Lisa Ringen-Jacobs: Bitte stelle dich doch einmal vor und beschreibe, was Webmen genau macht.
Christiane Niebuhr-Redder: Mein Name ist Christiane Niebuhr-Redder. Ich habe mit drei Partnern vor 28 Jahren Webmen gegründet. Wir haben uns als Internet-Agentur mit Fokus auf Website-Erstellung selbstständig gemacht. Dazu kamen dann im Laufe der Jahre noch die Anwendungsentwicklung – Mobil und Fachanwendungen – und das Online-Marketing. Inzwischen sind wir mit diesen beiden Standbeinen sehr gut aufgestellt.
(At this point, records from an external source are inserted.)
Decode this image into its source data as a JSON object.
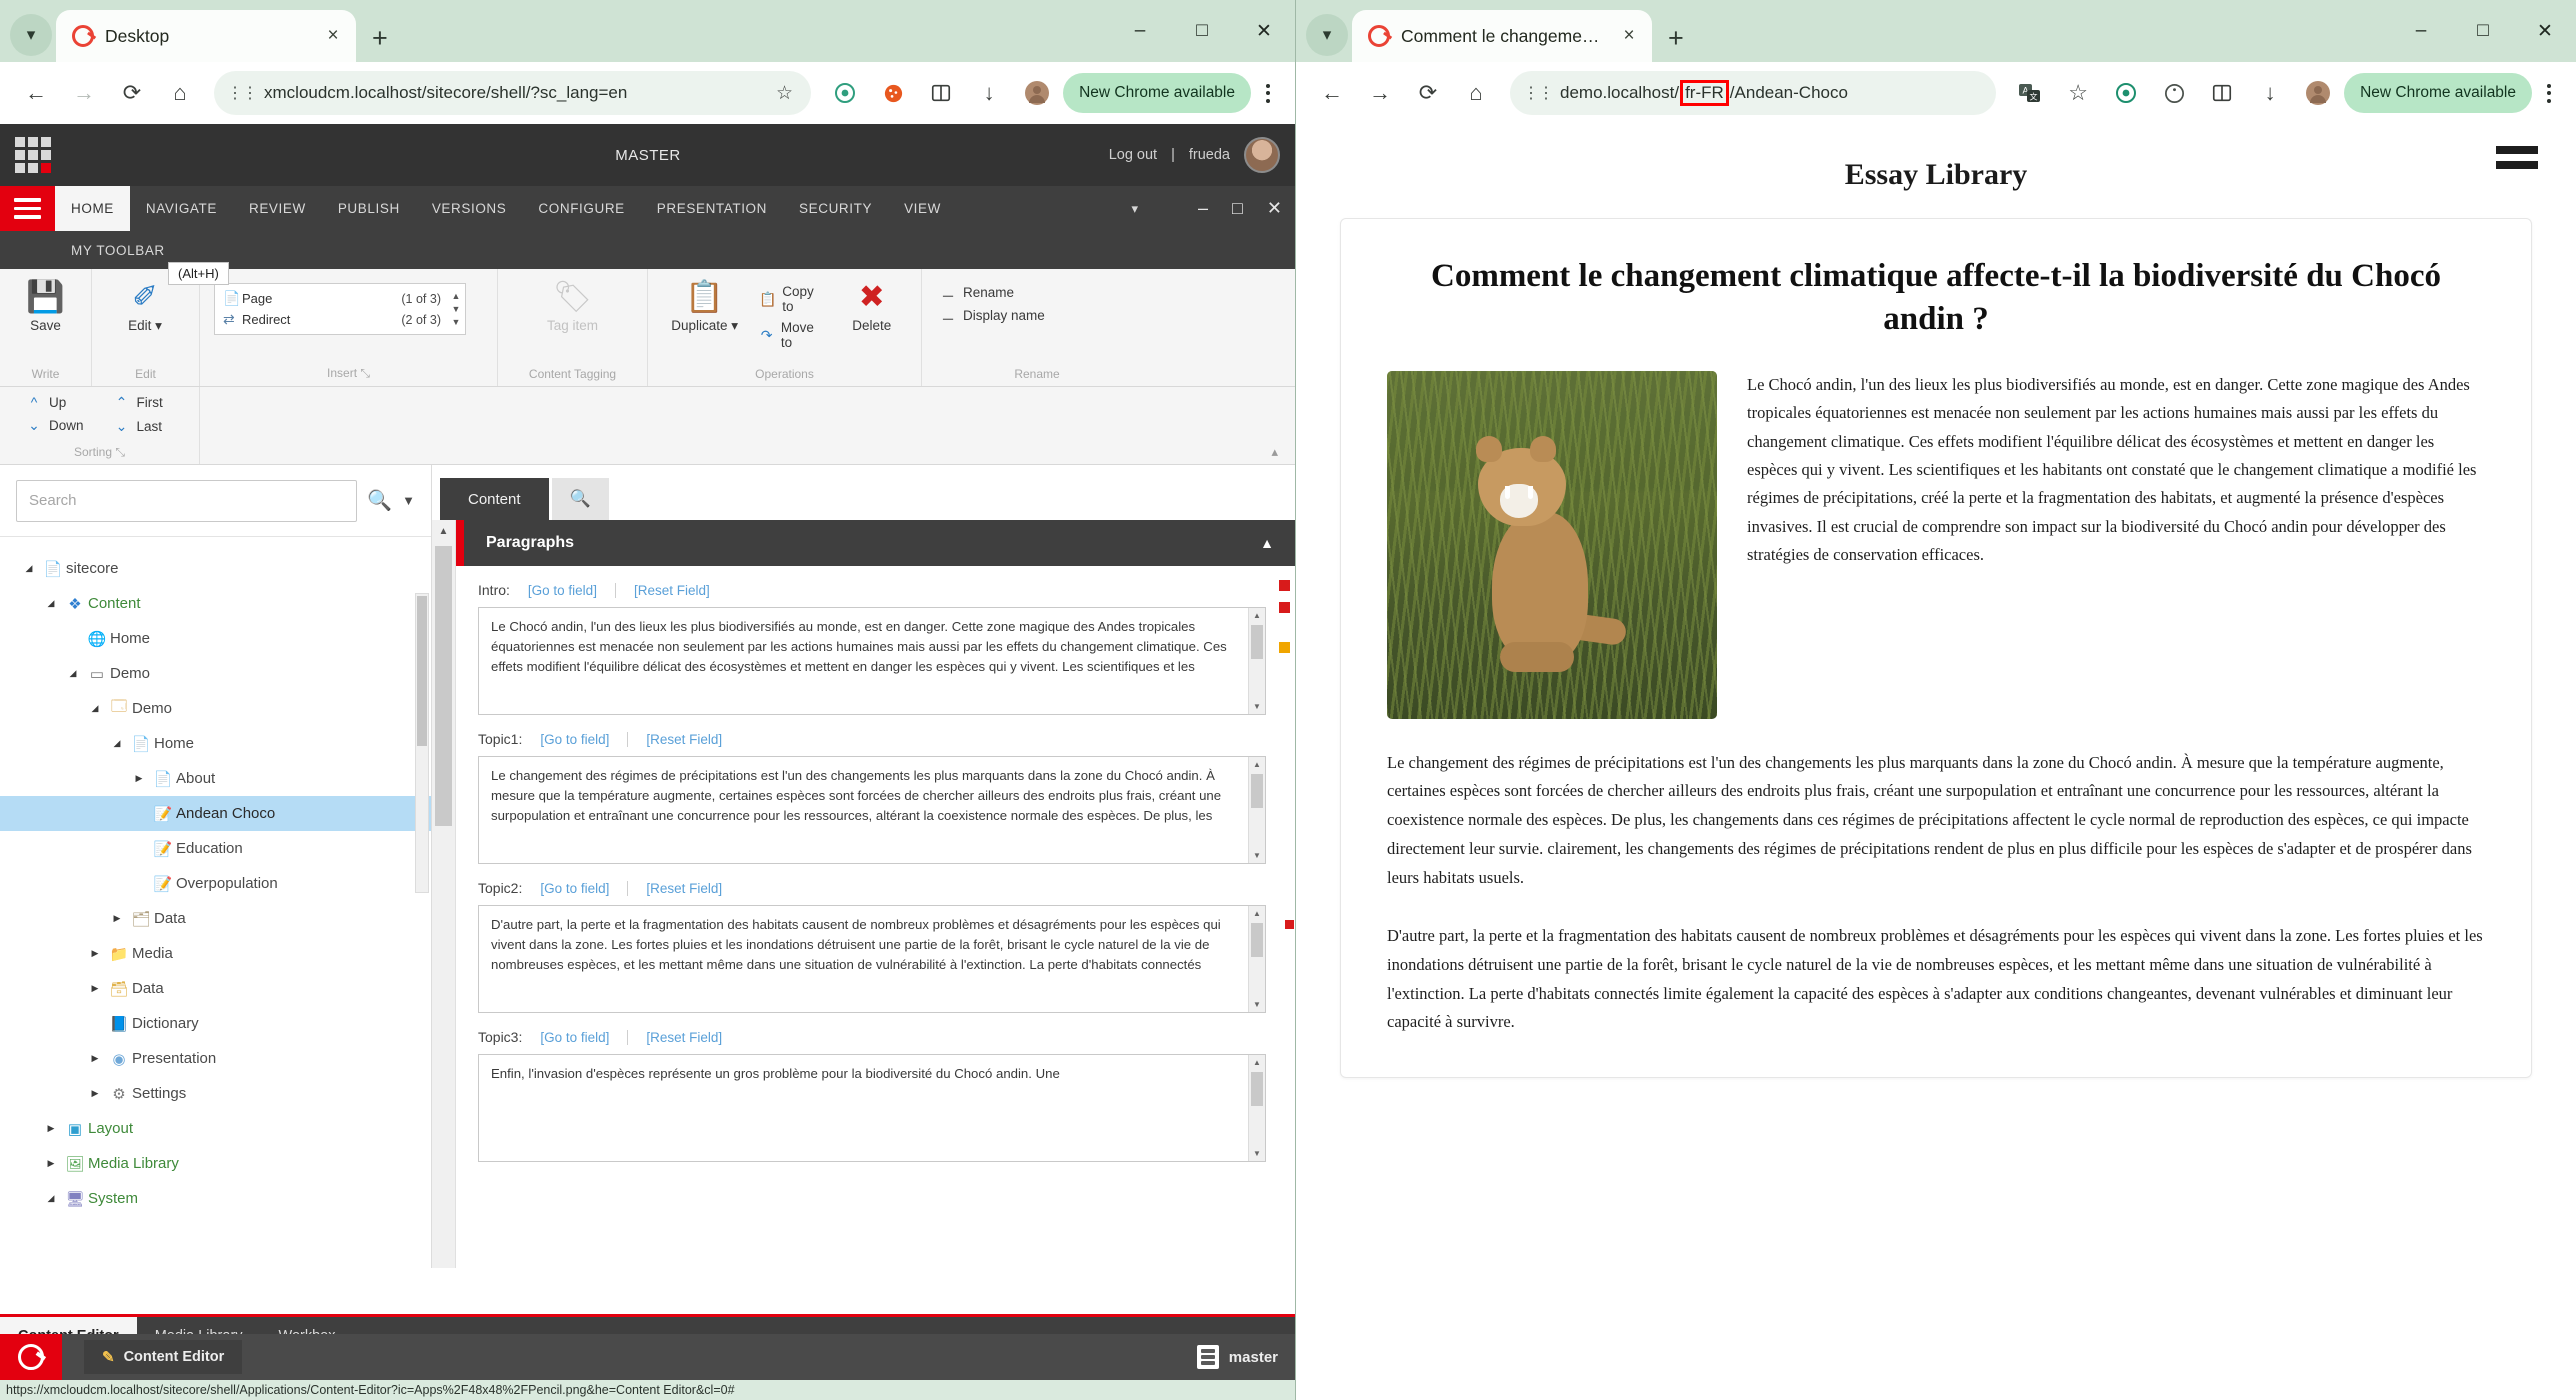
{
  "left_browser": {
    "tab": {
      "title": "Desktop",
      "close_label": "×",
      "new_tab_label": "+"
    },
    "window_controls": {
      "minimize": "–",
      "maximize": "□",
      "close": "✕"
    },
    "omnibox": {
      "back": "←",
      "forward": "→",
      "reload": "⟳",
      "home": "⌂",
      "site_info": "site-info",
      "url": "xmcloudcm.localhost/sitecore/shell/?sc_lang=en",
      "bookmark_star": "☆"
    },
    "toolbar_icons": [
      "extension-puzzle-icon",
      "cookie-icon",
      "split-icon",
      "download-icon",
      "profile-icon"
    ],
    "update_button": "New Chrome available",
    "menu": "chrome-menu-icon"
  },
  "right_browser": {
    "tab": {
      "title": "Comment le changement clima",
      "close_label": "×",
      "new_tab_label": "+"
    },
    "window_controls": {
      "minimize": "–",
      "maximize": "□",
      "close": "✕"
    },
    "omnibox": {
      "back": "←",
      "forward": "→",
      "reload": "⟳",
      "home": "⌂",
      "url_prefix": "demo.localhost/",
      "url_highlight": "fr-FR",
      "url_suffix": "/Andean-Choco",
      "bookmark_star": "☆",
      "highlight_color": "#ff0000"
    },
    "toolbar_icons": [
      "translate-icon",
      "extension-puzzle-icon",
      "cookie-icon",
      "split-icon",
      "download-icon",
      "profile-icon"
    ],
    "update_button": "New Chrome available",
    "menu": "chrome-menu-icon"
  },
  "sitecore": {
    "topbar": {
      "database": "MASTER",
      "logout": "Log out",
      "separator": "|",
      "user": "frueda"
    },
    "ribbon_tabs": [
      {
        "label": "HOME",
        "active": true
      },
      {
        "label": "NAVIGATE",
        "active": false
      },
      {
        "label": "REVIEW",
        "active": false
      },
      {
        "label": "PUBLISH",
        "active": false
      },
      {
        "label": "VERSIONS",
        "active": false
      },
      {
        "label": "CONFIGURE",
        "active": false
      },
      {
        "label": "PRESENTATION",
        "active": false
      },
      {
        "label": "SECURITY",
        "active": false
      },
      {
        "label": "VIEW",
        "active": false
      }
    ],
    "ribbon_tab_second_row": "MY TOOLBAR",
    "tooltip": "(Alt+H)",
    "window_controls": {
      "minimize": "–",
      "maximize": "□",
      "close": "✕",
      "chevron": "▾"
    },
    "groups": {
      "write": {
        "label": "Write",
        "buttons": [
          {
            "label": "Save",
            "icon": "save-icon"
          }
        ]
      },
      "edit": {
        "label": "Edit",
        "buttons": [
          {
            "label": "Edit ▾",
            "icon": "edit-icon"
          }
        ]
      },
      "insert": {
        "label": "Insert",
        "dialog_launcher": "⤡",
        "rows": [
          {
            "icon": "page-icon",
            "name": "Page",
            "count": "(1 of 3)"
          },
          {
            "icon": "redirect-icon",
            "name": "Redirect",
            "count": "(2 of 3)"
          }
        ]
      },
      "content_tagging": {
        "label": "Content Tagging",
        "buttons": [
          {
            "label": "Tag item",
            "icon": "tag-icon",
            "disabled": true
          }
        ]
      },
      "operations": {
        "label": "Operations",
        "duplicate": {
          "label": "Duplicate ▾",
          "icon": "duplicate-icon"
        },
        "items": [
          {
            "label": "Copy to",
            "icon": "copy-icon"
          },
          {
            "label": "Move to",
            "icon": "move-icon"
          }
        ],
        "delete": {
          "label": "Delete",
          "icon": "delete-icon"
        }
      },
      "rename": {
        "label": "Rename",
        "items": [
          {
            "label": "Rename",
            "icon": "rename-icon"
          },
          {
            "label": "Display name",
            "icon": "display-name-icon"
          }
        ]
      },
      "sorting": {
        "label": "Sorting",
        "dialog_launcher": "⤡",
        "items": [
          {
            "label": "Up",
            "icon": "arrow-up-icon"
          },
          {
            "label": "Down",
            "icon": "arrow-down-icon"
          },
          {
            "label": "First",
            "icon": "double-arrow-up-icon"
          },
          {
            "label": "Last",
            "icon": "double-arrow-down-icon"
          }
        ]
      }
    },
    "search": {
      "placeholder": "Search",
      "value": "",
      "search_icon": "search-icon",
      "dropdown_icon": "chevron-down-icon"
    },
    "tree": [
      {
        "label": "sitecore",
        "depth": 0,
        "expander": "◢",
        "icon": "document-icon",
        "icon_color": "#8ab4d8",
        "selected": false,
        "green": false
      },
      {
        "label": "Content",
        "depth": 1,
        "expander": "◢",
        "icon": "content-icon",
        "icon_color": "#2f7fd0",
        "selected": false,
        "green": true
      },
      {
        "label": "Home",
        "depth": 2,
        "expander": "",
        "icon": "globe-icon",
        "icon_color": "#4a9fd8",
        "selected": false,
        "green": false
      },
      {
        "label": "Demo",
        "depth": 2,
        "expander": "◢",
        "icon": "folder-site-icon",
        "icon_color": "#7a7a7a",
        "selected": false,
        "green": false
      },
      {
        "label": "Demo",
        "depth": 3,
        "expander": "◢",
        "icon": "site-icon",
        "icon_color": "#d8a64a",
        "selected": false,
        "green": false
      },
      {
        "label": "Home",
        "depth": 4,
        "expander": "◢",
        "icon": "page-icon",
        "icon_color": "#9a9a9a",
        "selected": false,
        "green": false
      },
      {
        "label": "About",
        "depth": 5,
        "expander": "▶",
        "icon": "page-icon",
        "icon_color": "#9a9a9a",
        "selected": false,
        "green": false
      },
      {
        "label": "Andean Choco",
        "depth": 5,
        "expander": "",
        "icon": "article-icon",
        "icon_color": "#3f7fc0",
        "selected": true,
        "green": false
      },
      {
        "label": "Education",
        "depth": 5,
        "expander": "",
        "icon": "article-icon",
        "icon_color": "#3f7fc0",
        "selected": false,
        "green": false
      },
      {
        "label": "Overpopulation",
        "depth": 5,
        "expander": "",
        "icon": "article-icon",
        "icon_color": "#3f7fc0",
        "selected": false,
        "green": false
      },
      {
        "label": "Data",
        "depth": 4,
        "expander": "▶",
        "icon": "data-folder-icon",
        "icon_color": "#b0a080",
        "selected": false,
        "green": false
      },
      {
        "label": "Media",
        "depth": 3,
        "expander": "▶",
        "icon": "media-icon",
        "icon_color": "#e0b24a",
        "selected": false,
        "green": false
      },
      {
        "label": "Data",
        "depth": 3,
        "expander": "▶",
        "icon": "database-icon",
        "icon_color": "#e0b24a",
        "selected": false,
        "green": false
      },
      {
        "label": "Dictionary",
        "depth": 3,
        "expander": "",
        "icon": "book-icon",
        "icon_color": "#2f7fd0",
        "selected": false,
        "green": false
      },
      {
        "label": "Presentation",
        "depth": 3,
        "expander": "▶",
        "icon": "presentation-icon",
        "icon_color": "#6fa8d8",
        "selected": false,
        "green": false
      },
      {
        "label": "Settings",
        "depth": 3,
        "expander": "▶",
        "icon": "settings-icon",
        "icon_color": "#7a7a7a",
        "selected": false,
        "green": false
      },
      {
        "label": "Layout",
        "depth": 1,
        "expander": "▶",
        "icon": "layout-icon",
        "icon_color": "#2f9fd0",
        "selected": false,
        "green": true
      },
      {
        "label": "Media Library",
        "depth": 1,
        "expander": "▶",
        "icon": "media-library-icon",
        "icon_color": "#5aa85a",
        "selected": false,
        "green": true
      },
      {
        "label": "System",
        "depth": 1,
        "expander": "◢",
        "icon": "system-icon",
        "icon_color": "#8080c0",
        "selected": false,
        "green": true
      }
    ],
    "content_tabs": [
      {
        "label": "Content",
        "active": true
      },
      {
        "label": "🔍",
        "active": false
      }
    ],
    "section": {
      "title": "Paragraphs",
      "collapse_icon": "chevron-up-icon"
    },
    "fields": [
      {
        "name": "Intro:",
        "go_to_field": "[Go to field]",
        "reset_field": "[Reset Field]",
        "value": "Le Chocó andin, l'un des lieux les plus biodiversifiés au monde, est en danger. Cette zone magique des Andes tropicales équatoriennes est menacée non seulement par les actions humaines mais aussi par les effets du changement climatique. Ces effets modifient l'équilibre délicat des écosystèmes et mettent en danger les espèces qui y vivent. Les scientifiques et les"
      },
      {
        "name": "Topic1:",
        "go_to_field": "[Go to field]",
        "reset_field": "[Reset Field]",
        "value": "Le changement des régimes de précipitations est l'un des changements les plus marquants dans la zone du Chocó andin. À mesure que la température augmente, certaines espèces sont forcées de chercher ailleurs des endroits plus frais, créant une surpopulation et entraînant une concurrence pour les ressources, altérant la coexistence normale des espèces. De plus, les"
      },
      {
        "name": "Topic2:",
        "go_to_field": "[Go to field]",
        "reset_field": "[Reset Field]",
        "value": "D'autre part, la perte et la fragmentation des habitats causent de nombreux problèmes et désagréments pour les espèces qui vivent dans la zone. Les fortes pluies et les inondations détruisent une partie de la forêt, brisant le cycle naturel de la vie de nombreuses espèces, et les mettant même dans une situation de vulnérabilité à l'extinction. La perte d'habitats connectés"
      },
      {
        "name": "Topic3:",
        "go_to_field": "[Go to field]",
        "reset_field": "[Reset Field]",
        "value": "Enfin, l'invasion d'espèces représente un gros problème pour la biodiversité du Chocó andin. Une"
      }
    ],
    "app_tabs": [
      {
        "label": "Content Editor",
        "active": true
      },
      {
        "label": "Media Library",
        "active": false
      },
      {
        "label": "Workbox",
        "active": false
      }
    ],
    "taskbar": {
      "item": "Content Editor",
      "item_icon": "pencil-icon",
      "logo": "sitecore-logo",
      "database": "master",
      "database_icon": "database-icon"
    },
    "status_url": "https://xmcloudcm.localhost/sitecore/shell/Applications/Content-Editor?ic=Apps%2F48x48%2FPencil.png&he=Content Editor&cl=0#"
  },
  "website": {
    "menu_icon": "hamburger-menu-icon",
    "site_title": "Essay Library",
    "article_title": "Comment le changement climatique affecte-t-il la biodiversité du Chocó andin ?",
    "image_alt": "puma-photo",
    "intro": "Le Chocó andin, l'un des lieux les plus biodiversifiés au monde, est en danger. Cette zone magique des Andes tropicales équatoriennes est menacée non seulement par les actions humaines mais aussi par les effets du changement climatique. Ces effets modifient l'équilibre délicat des écosystèmes et mettent en danger les espèces qui y vivent. Les scientifiques et les habitants ont constaté que le changement climatique a modifié les régimes de précipitations, créé la perte et la fragmentation des habitats, et augmenté la présence d'espèces invasives. Il est crucial de comprendre son impact sur la biodiversité du Chocó andin pour développer des stratégies de conservation efficaces.",
    "paragraph1": "Le changement des régimes de précipitations est l'un des changements les plus marquants dans la zone du Chocó andin. À mesure que la température augmente, certaines espèces sont forcées de chercher ailleurs des endroits plus frais, créant une surpopulation et entraînant une concurrence pour les ressources, altérant la coexistence normale des espèces. De plus, les changements dans ces régimes de précipitations affectent le cycle normal de reproduction des espèces, ce qui impacte directement leur survie. clairement, les changements des régimes de précipitations rendent de plus en plus difficile pour les espèces de s'adapter et de prospérer dans leurs habitats usuels.",
    "paragraph2": "D'autre part, la perte et la fragmentation des habitats causent de nombreux problèmes et désagréments pour les espèces qui vivent dans la zone. Les fortes pluies et les inondations détruisent une partie de la forêt, brisant le cycle naturel de la vie de nombreuses espèces, et les mettant même dans une situation de vulnérabilité à l'extinction. La perte d'habitats connectés limite également la capacité des espèces à s'adapter aux conditions changeantes, devenant vulnérables et diminuant leur capacité à survivre."
  }
}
Lisa Ringen-Jacobs: Wie war die Konstellation bei der Unternehmensgründung?
Christiane Niebuhr-Redder: Da waren wir tatsächlich drei männliche und eine weibliche Gründerin.
Lisa Ringen-Jacobs: Das heißt, es gab dann mehr Männer als Frauen?
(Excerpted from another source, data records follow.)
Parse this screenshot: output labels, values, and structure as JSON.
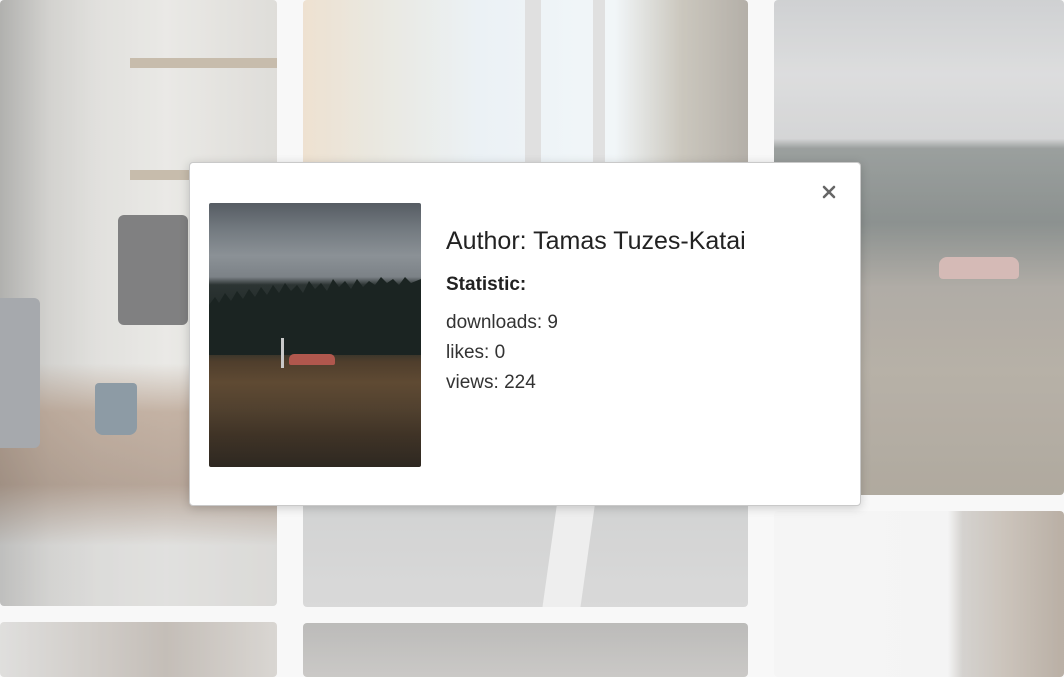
{
  "modal": {
    "author_label": "Author:",
    "author_name": "Tamas Tuzes-Katai",
    "statistic_label": "Statistic:",
    "stats": [
      {
        "label": "downloads:",
        "value": "9"
      },
      {
        "label": "likes:",
        "value": "0"
      },
      {
        "label": "views:",
        "value": "224"
      }
    ],
    "close_icon": "close-icon"
  },
  "colors": {
    "modal_bg": "#ffffff",
    "text": "#222222",
    "close": "#666666"
  }
}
Christiane Niebuhr-Redder: Wir hatten ein Drei-zu-eins-Verhältnis, genau. Das war auch lange Jahre so. Und es ist im Grunde noch immer so. Was die Gesellschafter angeht, haben wir jetzt ein Drei-Männer-Verhältnis, weil ich als Gesellschafterin ausgeschieden bin. Dafür bin ich alleinige Geschäftsführerin.
Lisa Ringen-Jacobs: Und wenn du dir dein gesamtes Unternehmen anschaust: Wie steht ihr da in puncto Frauenanteil?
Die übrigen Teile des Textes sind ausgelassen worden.